Phosphorylation of the AMPA receptor GluR1 subunit is required for synaptic plasticity and retention of spatial memory

Hey-Kyoung Lee, Kogo Takamiya, Jung Soo Han, Hengye Man, Chong Hyun Kim, Gavin Rumbaugh, Sandy Yu, Lin Ding, Chun He, Ronald S. Petralia, Robert J. Wenthold, Michela Gallagher, Richard L Huganir

Research output: Contribution to journalArticle

Abstract

Plasticity of the nervous system is dependent on mechanisms that regulate the strength of synaptic transmission.

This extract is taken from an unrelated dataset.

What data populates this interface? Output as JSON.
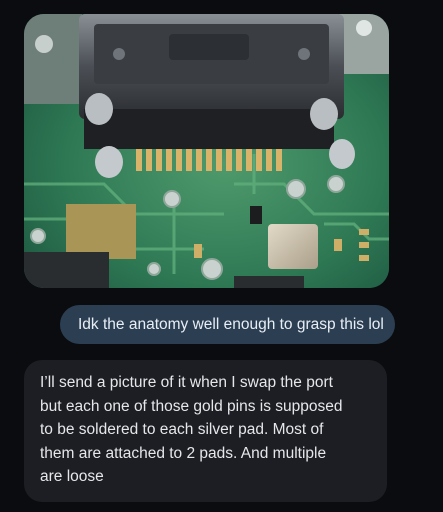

Excitatory synapses in the brain undergo long-term potentiation (LTP) and long-term depression (LTD), cellular models of learning and memory. Protein phosphorylation is required for the induction of many forms of synaptic plasticity, including LTP and LTD. However, the critical kinase substrates that mediate plasticity have not been identified. We previously reported that phosphorylation of the GluR1 subunit of AMPA receptors, which mediate rapid excitatory transmission in the brain, is modulated during LTP and LTD. To test if GluR1 phosphorylation is necessary for plasticity and learning and memory, we generated mice with knockin mutations in the GluR1 phosphorylation sites. The phosphomutant mice show deficits in LTD and LTP and have memory defects in spatial learning tasks. These results demonstrate that phosphorylation of GluR1 is critical for LTD and LTP expression and the retention of memories.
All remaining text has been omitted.